Dalam menghadapi konseli yang semacam ini, yaitu konseli yang memandang
dunia dengan gambaran pandangan yang positif, konselor harus mampu
mengendalikan suasana dan diharapkan mampu memahami apa yang dipikirkan oleh
konselinya sehingga proses konseling akan berjalan dengan lancar tanpa ada satu
pun kesalah pahaman yang terjadi.
b.
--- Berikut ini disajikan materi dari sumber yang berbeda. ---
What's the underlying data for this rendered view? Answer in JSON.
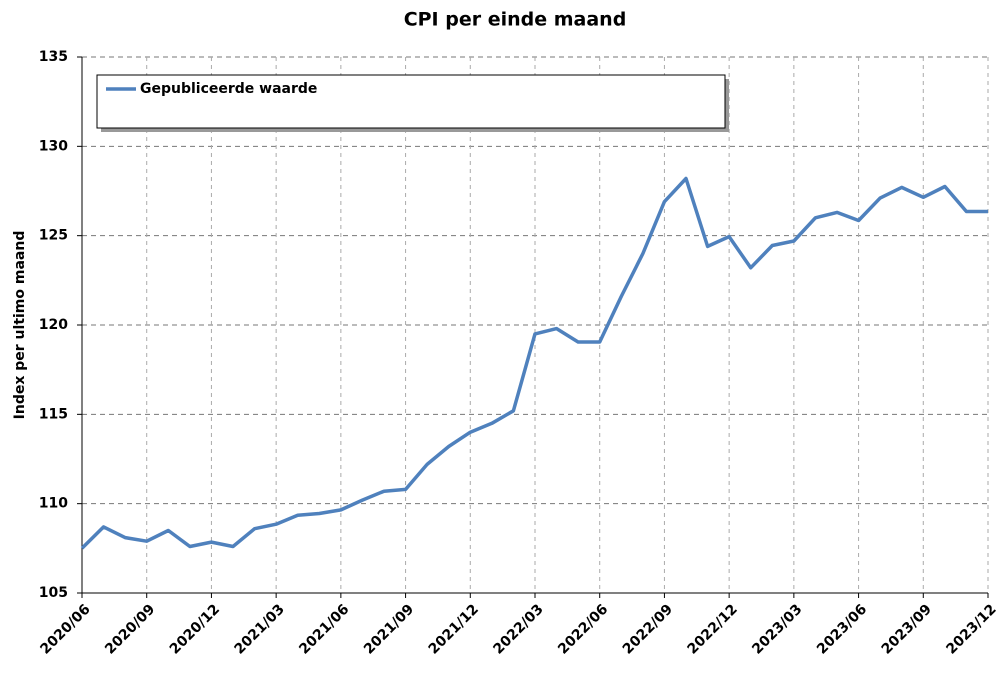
{
  "chart_data": {
    "type": "line",
    "title": "CPI per einde maand",
    "y_label": "Index per ultimo maand",
    "categories": [
      "2020/06",
      null,
      null,
      "2020/09",
      null,
      null,
      "2020/12",
      null,
      null,
      "2021/03",
      null,
      null,
      "2021/06",
      null,
      null,
      "2021/09",
      null,
      null,
      "2021/12",
      null,
      null,
      "2022/03",
      null,
      null,
      "2022/06",
      null,
      null,
      "2022/09",
      null,
      null,
      "2022/12",
      null,
      null,
      "2023/03",
      null,
      null,
      "2023/06",
      null,
      null,
      "2023/09",
      null,
      null,
      "2023/12"
    ],
    "series": [
      {
        "name": "Gepubliceerde waarde",
        "color": "#4f81bd",
        "values": [
          107.5,
          108.7,
          108.1,
          107.9,
          108.5,
          107.6,
          107.85,
          107.6,
          108.6,
          108.85,
          109.35,
          109.45,
          109.65,
          110.2,
          110.7,
          110.8,
          112.2,
          113.2,
          114.0,
          114.5,
          115.2,
          119.5,
          119.8,
          119.05,
          119.05,
          121.6,
          124.0,
          126.9,
          128.2,
          124.4,
          124.95,
          123.2,
          124.45,
          124.7,
          126.0,
          126.3,
          125.85,
          127.1,
          127.7,
          127.15,
          127.75,
          126.35,
          126.35
        ]
      }
    ],
    "ylim": [
      105,
      135
    ],
    "yticks": [
      105,
      110,
      115,
      120,
      125,
      130,
      135
    ],
    "grid": true
  }
}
Membedakan perilaku yang menggambarkan pandangan negatif
Seorang konselor dituntut untuk bisa mengerti dan memahami kondisi
psikologis konseli, memahami disini bisa diartikan bahwa seorang konselor mampu
membedakan pandangan-pangdangan yang diungkapkan konselinya mengenai dunia luar
maupun pandangan-pandangannya terhadap dirinya sendiri.
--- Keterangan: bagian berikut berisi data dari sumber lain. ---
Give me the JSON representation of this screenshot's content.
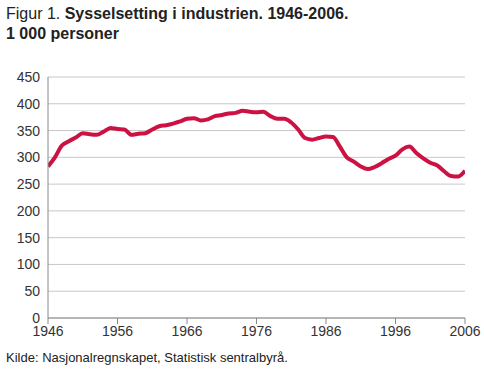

Konselor diharapkan mampu membedakan pandangan-pandangan konseli mana
yang negatif dan mana pandangan yang positif sehingga nantinya dalam penanganan
terhadap konseli akan lebih efektif.
c. Membedakan individu yang berpotensi dalam layanan bimbingan dan konseling
Konselor harus mampu membedakan mana konseli yang berpotensi dan mana
konseli yang kurang menunjukkan adanya potensi diri. Pengetahuan tentang hal
ini bisa membantu konselor dalam menjalankan tugasnya. Dalam elayanan bimbingan
dan konseling tidak mungkin seorang konselor memberikan perlakuan yang sama
antara semua konselinya tanpa memperhatikan kondisi psikologis maupun
kondisi-kondisi lain yang dimiliki oleh konselinya. Menangani konseli yang
memiliki potensi yang tinggi hendaknya berbeda apabila dibandingkan dengan
menangani konseli yang memiliki tingkat potensi diri yang lebih rendah. Hal ini
tentu saja bukan dengan maksud membeda-bedakan atau pilih kasih terhadap
konseli, namun demi keefektifan jalannya proses konseli sendiri.
3.
Konselor yang
menjunjung tinggi harkat dan martabat manusia, antara lain memiliki kemampuan:
a. Menerapkan perbedaan budaya yang berperspektif gender dalam pelayanan
bimbingan dan konseling
Dalam memberikan
pelayanan bimbingan dan konseling, seeorang harus memperhatikan banyak aspek
demi kelancaran dan kelangsungan jalannya konseling. Aspek tersebut diantaranya
adalah perbedaan gender. Perbedaan gender melahirkan gender pria dan gender
wanita. Masing-masing jenis gender ini memiliki karakteristik psikologis dan
fisiologis yang berbeda. Oleh karenanya konselor harus cermat dalam melakukan
hal-hal seperti respon terhadap pembicaraan konseli, saran yang akan diberikan,
dan hal-hal lain yang berkaitan dengan perbedaan karakteristik gender tersebut.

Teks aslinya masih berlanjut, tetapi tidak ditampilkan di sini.